– Earlier today I came across some of my daughters magazines which she read when she was 16 in 1997. One of them was Sugar a magazine for teenage girls which had a competition in it to win make-up, lipstick, an ultrabra and Sock Shop Classic ultra sheer tights with seams (small size nearly black). I was quite surprised to find a magazine aimed at this age bracket offering seamed tights as a prize. Am I unusual to find this unacceptable ??.
– I don’t think that is unacceptable at all. A young woman exploring fashion is all I think it is. I don’t think the magazine was meant sexually
– From what I have heard of the contents of some of the teenagers’ magazines, with explicit references to some of the most sexually depraved activity possible to imagine, I hardly think that offering seamed tights – tights, not even stockings – can be regarded as in any way unacceptable by comparison!
– I was 16/17 when I first started to wear stockings and suspenders as I have said in previous postings I was also a member of the Salvation Army and wore seamed stockings as part of my uniform and I was only 16/17. Tights did not agree with me. Every time I wore tights I got thrush. I have always worn stockings since although I tend to wear hold-ups more often. At the time most girls/women in the Salvation Army wore seamed stockings so it just seemed to be normal.

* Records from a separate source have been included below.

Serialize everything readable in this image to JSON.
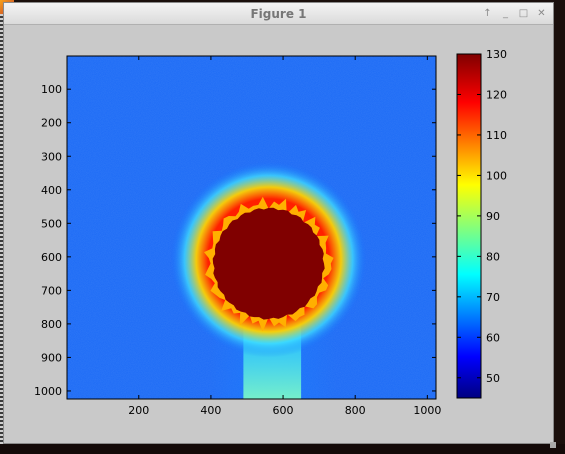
{
  "window": {
    "title": "Figure 1",
    "controls": {
      "pin": "↑",
      "minimize": "_",
      "maximize": "□",
      "close": "✕"
    }
  },
  "chart_data": {
    "type": "heatmap",
    "title": "",
    "xlabel": "",
    "ylabel": "",
    "xlim": [
      1,
      1024
    ],
    "ylim": [
      1024,
      1
    ],
    "x_ticks": [
      200,
      400,
      600,
      800,
      1000
    ],
    "y_ticks": [
      100,
      200,
      300,
      400,
      500,
      600,
      700,
      800,
      900,
      1000
    ],
    "colorbar": {
      "range": [
        45,
        130
      ],
      "ticks": [
        50,
        60,
        70,
        80,
        90,
        100,
        110,
        120,
        130
      ],
      "colormap": "jet"
    },
    "features": [
      {
        "name": "saturated disk",
        "center_x": 560,
        "center_y": 620,
        "radius": 155,
        "value": 130
      },
      {
        "name": "plume",
        "x_from": 490,
        "x_to": 650,
        "y_from": 760,
        "y_to": 1024,
        "value": 72
      },
      {
        "name": "background",
        "value": 60
      }
    ]
  }
}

– Yes, but do you not feel that the exposure in a multimedia environment of a young girl wearing anything with sexual signals, such as seamed hosiery worn by teenagers is encouraging some of the ‘not quite of stable mind’ to think that it is healthy to abuse them?
Sadly we are not in the ‘innocent world’ of several decades ago when young girls wore hosiery which was seamed and acceptable. Too many messages are being portrayed by the ‘plastic and false’ environment which our children are being unwittingly told to impersonate and spend their pocket money on.
The innocence of children should be protected and these magazines – which unfortunately are more concerned with circulation wars and readership – should have a serious re-think.
– I was in no way condoning these teenage magazines and their irresponsible attitudes, and the fact that paedophiles may well get their kicks out of reading such material. I was merely saying that, in relative terms, seamed tights (or stockings come to that) are not sexual objects per se – and we should not condemn those who wear them, nor condemn any magazine that might offer them as a prize.
I’d be quite happy to see such magazines banned altogether. I actually think they are far more damaging than overtly pornographic magazines, because they are AIMED at teenagers, and often read by very young ones. At least ‘top shelf’ magazines are not AIMED at children, and efforts are usually made to ensure they do not have access to them.